Готика, как и каждый стиль, — это специфическая, свойственная художнику, стране, направлению, эпохе форма включения элементов в объединяющее их множество, в систему. Для готики характерно максимальное подчинение конкретных, чувственных впечатлений общему понятию, универсалии (средневековый реализм); максимальное подчинение живописных деталей целому — общей композиции картины, максимальное подчинение архитектурных деталей общей механической и в то же время эстетической и моральной идее.
Ей подчинена и скульптура Нотр-Дам. Здесь нет ухода в топографический верх, но каким возвышающим синтезом мысли, чувства и красоты пронизаны фигуры и лица, хотя бы те, которые находятся на Галерее королей.

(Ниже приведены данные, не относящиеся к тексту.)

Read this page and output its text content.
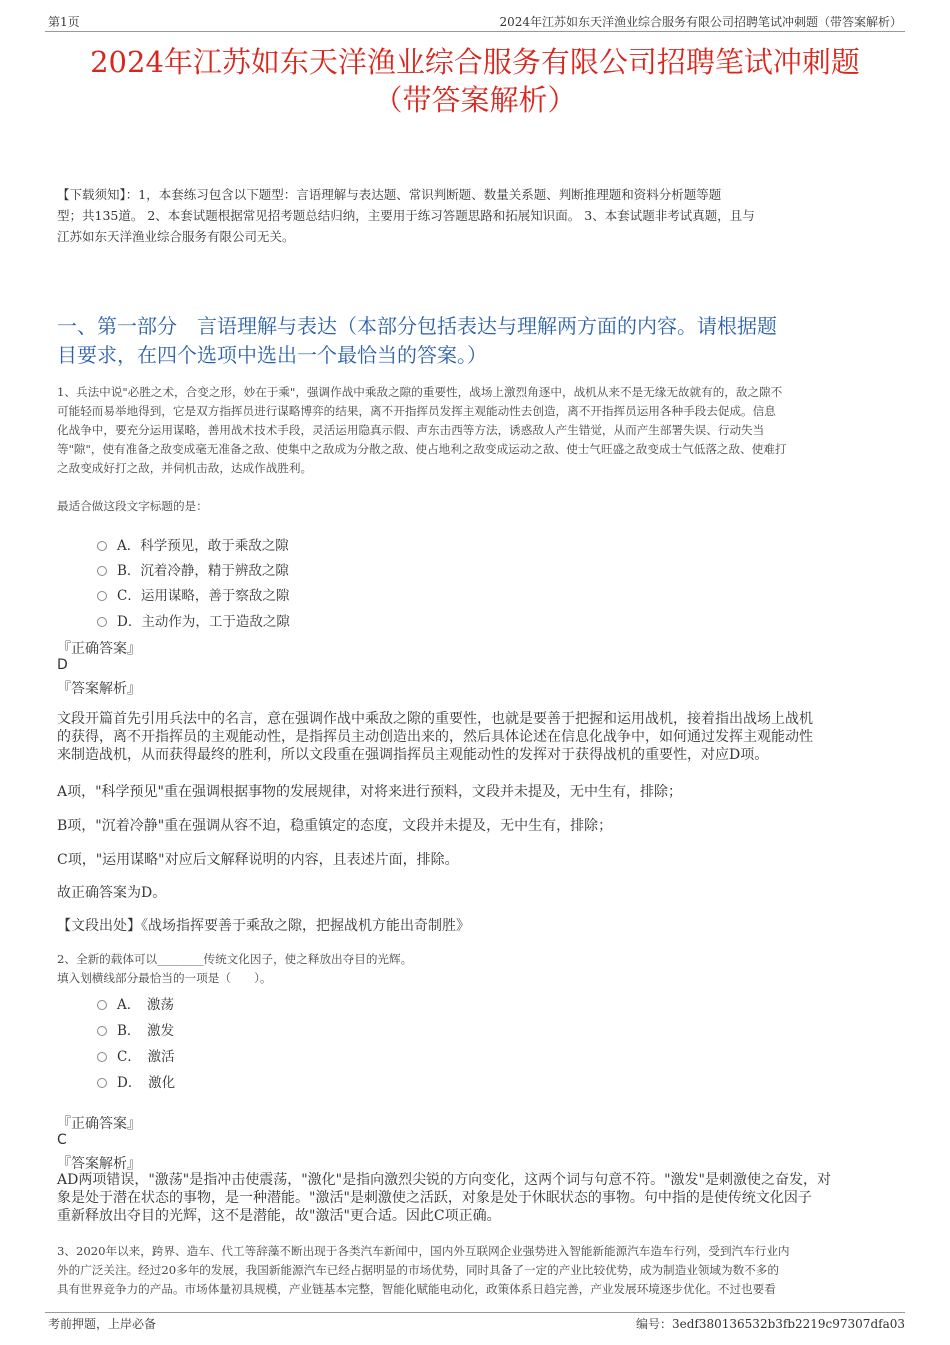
第1页	2024年江苏如东天洋渔业综合服务有限公司招聘笔试冲刺题（带答案解析）
2024年江苏如东天洋渔业综合服务有限公司招聘笔试冲刺题
（带答案解析）
【下载须知】：1，本套练习包含以下题型：言语理解与表达题、常识判断题、数量关系题、判断推理题和资料分析题等题
型；共135道。 2、本套试题根据常见招考题总结归纳，主要用于练习答题思路和拓展知识面。 3、本套试题非考试真题，且与
江苏如东天洋渔业综合服务有限公司无关。
一、第一部分　言语理解与表达（本部分包括表达与理解两方面的内容。请根据题
目要求，在四个选项中选出一个最恰当的答案。）
1、兵法中说"必胜之术，合变之形，妙在于乘"，强调作战中乘敌之隙的重要性，战场上激烈角逐中，战机从来不是无缘无故就有的，敌之隙不
可能轻而易举地得到，它是双方指挥员进行谋略博弈的结果，离不开指挥员发挥主观能动性去创造，离不开指挥员运用各种手段去促成。信息
化战争中，要充分运用谋略，善用战术技术手段，灵活运用隐真示假、声东击西等方法，诱惑敌人产生错觉，从而产生部署失误、行动失当
等"隙"，使有准备之敌变成毫无准备之敌、使集中之敌成为分散之敌、使占地利之敌变成运动之敌、使士气旺盛之敌变成士气低落之敌、使难打
之敌变成好打之敌，并伺机击敌，达成作战胜利。
最适合做这段文字标题的是：
A．科学预见，敢于乘敌之隙
B．沉着冷静，精于辨敌之隙
C．运用谋略，善于察敌之隙
D．主动作为，工于造敌之隙
『正确答案』
D
『答案解析』
文段开篇首先引用兵法中的名言，意在强调作战中乘敌之隙的重要性，也就是要善于把握和运用战机，接着指出战场上战机
的获得，离不开指挥员的主观能动性，是指挥员主动创造出来的，然后具体论述在信息化战争中，如何通过发挥主观能动性
来制造战机，从而获得最终的胜利，所以文段重在强调指挥员主观能动性的发挥对于获得战机的重要性，对应D项。
A项，"科学预见"重在强调根据事物的发展规律，对将来进行预料，文段并未提及，无中生有，排除；
B项，"沉着冷静"重在强调从容不迫，稳重镇定的态度，文段并未提及，无中生有，排除；
C项，"运用谋略"对应后文解释说明的内容，且表述片面，排除。
故正确答案为D。
【文段出处】《战场指挥要善于乘敌之隙，把握战机方能出奇制胜》
2、全新的载体可以________传统文化因子，使之释放出夺目的光辉。
填入划横线部分最恰当的一项是（　　）。
A．　激荡
B．　激发
C．　激活
D．　激化
『正确答案』
C
『答案解析』
AD两项错误，"激荡"是指冲击使震荡，"激化"是指向激烈尖锐的方向变化，这两个词与句意不符。"激发"是刺激使之奋发，对
象是处于潜在状态的事物，是一种潜能。"激活"是刺激使之活跃，对象是处于休眠状态的事物。句中指的是使传统文化因子
重新释放出夺目的光辉，这不是潜能，故"激活"更合适。因此C项正确。
3、2020年以来，跨界、造车、代工等辞藻不断出现于各类汽车新闻中，国内外互联网企业强势进入智能新能源汽车造车行列，受到汽车行业内
外的广泛关注。经过20多年的发展，我国新能源汽车已经占据明显的市场优势，同时具备了一定的产业比较优势，成为制造业领域为数不多的
具有世界竞争力的产品。市场体量初具规模，产业链基本完整，智能化赋能电动化，政策体系日趋完善，产业发展环境逐步优化。不过也要看
考前押题，上岸必备	编号：3edf380136532b3fb2219c97307dfa03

Сейчас солнце освещает и другие скульптуры — химеры Нотр-Дам. Их лица и фигуры выражают что угодно, только не подчинение готической универсалии. Но что именно?
Этот вопрос я хотел задать Гейне. И я задал его через час (за этот час я перенесся на машине времени на сто тридцать лет раньше), встретив поэта, упрекнувшего меня за столь длительное — целый час! — отсутствие.
На вопрос: «О чем думают химеры?» — Гейне ответил не сразу. Он молчал несколько минут. Для него это был большой срок. Долгие часы и бессонные ночи раздумий, иногда очень тяжелых, были скрыты от его собеседников, даже от самых близких друзей. В беседе Гейне поражал нас фантастической быстротой мысли, мгновенными переходами из одной области в другую, из одной эпохи в другую. Что касается эпох, то он двигался от одной к другой быстрее, чем моя машина времени. Особенно интересными для собеседника были междужанровые переходы. Гейне в беседе казался то автором «Истории философии и религии в Германии», то автором любовной лирики, то автором политических памфлетов, причем переходы были настолько быстрыми и настолько естественными, что обнажалось глубокое единство мысли и чувства, науки и лирики, Логоса и Эроса[51].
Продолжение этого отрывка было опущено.